鬼峠アタック中止の場合は,温泉に入ってワインを飲んで,昼からニニウワークショップに合流という話もあったので,恐らくそういうことになるだろうと,hamaさんとは話し合った。
やがて,道の駅の軒下に続々と参加者が集まってきた。とりあえず新旧鬼峠の地図をコピーしておいたので,配布した。
●8:43〜 ガイダンス
ガイダンスではまず細谷さんから天候の概況が説明された。今日は前線を伴う低気圧が日本海側から接近しており,相当の降雨が見込まれること。一旦小康状態になるかもしれないが,峠越えを強行すれば,午後から気温が下がり,凍傷になる恐れがあるとのことだった。しかしながら,できれば昨年道を誤ったと思われる峠の入口部分に再挑戦し,大木のあるところまでは行ってみたいとのことで,しばらく天気の様子を見ることになった。
続いて,山本さんから,鬼峠の歴史について説明があった。
その間に,元役場職員の長谷川さんが到着。ニニウについて次のようなことを語ってくださった。
- 鬼峠(新鬼峠)は消防のキャリア(ウインチ付きのトラック)なら車で越えることができた。急斜面はウインチで巻き上げた。最初にトラックで越えたのは結核検診のときで,レントゲン機材を車に積み,その他の人は徒歩で越えた。ニニウではその場で現像もして判定した。
- ニニウではトラックに子供達を乗せて学校のグランドを何周もした。子供達は車を珍しがって離れなかった。
- そのときは,16ミリの映写機も積んでいき,2時間ものの映画を2本持っていったが,一晩中やってくれと言って帰らないので,同じ映画を2回上映した。
- そういう場所だったので,ニニウは一家族のようなもので,行くと大歓迎された。春先に行くと異様な臭いがして,それはご馳走のアイヌネギだった。ほかにサクラマスやニワトリがニニウのご馳走だった。
- 自給自足の地域だったが,村の中ではいちばん南で標高も本村より100メートルほど低く,季候は良かった。リンゴなどもできて,裕福なところだった。
長谷川さんは風邪を引いて今日は参加できないとのことだったが,いつか一緒に越えてみたいものである。
9時になり道の駅の玄関が開いたので,中に移動。服装の確認が行われた。
見渡してみると,みなそれなりに防水性のあるカッパや長靴を持参しており,実は行く気満々であることが判明した。
●9:20 道の駅出発
写真,右前方の林道は新鬼峠入り口。今年は森林の伐採が入っており,かなり上まで除雪されているらしい。

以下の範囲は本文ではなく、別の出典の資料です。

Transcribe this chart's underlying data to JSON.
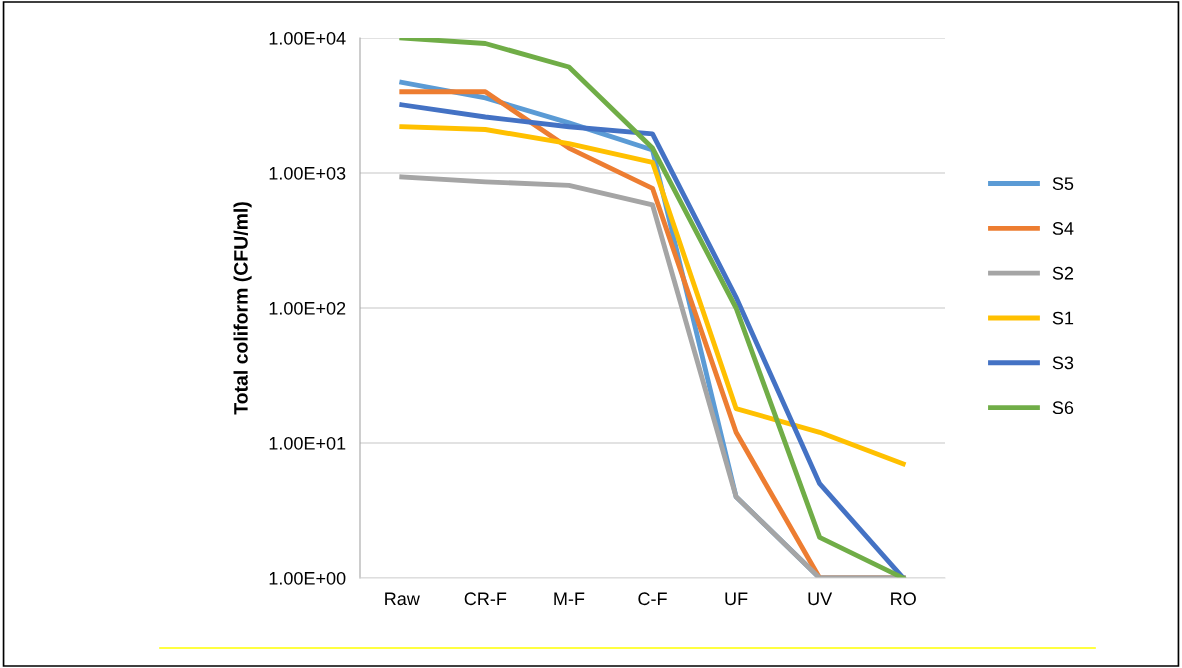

ソーウンナイ林道入口に到着。車数台に分乗して来たが,ここに車は停めておけないので,各車のオーナーは道の駅まで車を置きに行くことに。どうもありがとうございました。
●9:45 行程説明
雨足が強まる中,地形図を見ながら今日歩くコースの説明が行われた。
今日は,上の地図に「ソーウンナイ林道」とある道を登り,ハリギリの大木またはミズナラの大木まで行って引き返す予定である。昨年ははじめからソーウンナイ林道に入らずに,新鬼峠を少し登ってから谷を越えたために大変難儀をした。あくまでも推測であるが,ソーウンナイ林道は旧鬼峠のルートをたどっていると思われる。
●9:50 出発
19名の隊列を組んで,いざ出発。
30分ほど歩き,昨年の合流点に到達。ソーウンナイ林道は素直に山肌に沿った道で,やはり旧鬼峠のルートに沿っている可能性は非常に高いと思う。
この雨で,雪の上に水がたまっていたり,融けかけた雪のアンモナイトがあったり,森の中も独特の様相を見せていた。
時折,地図で道を確認しながら進む。
周囲はかなり人の手の入った人工林とはいっても,やはり森の中は気持ちがいい。昨年登りは新鬼峠を歩いた山本さんも,こちらのほうが格段に楽しいとおっしゃっていた。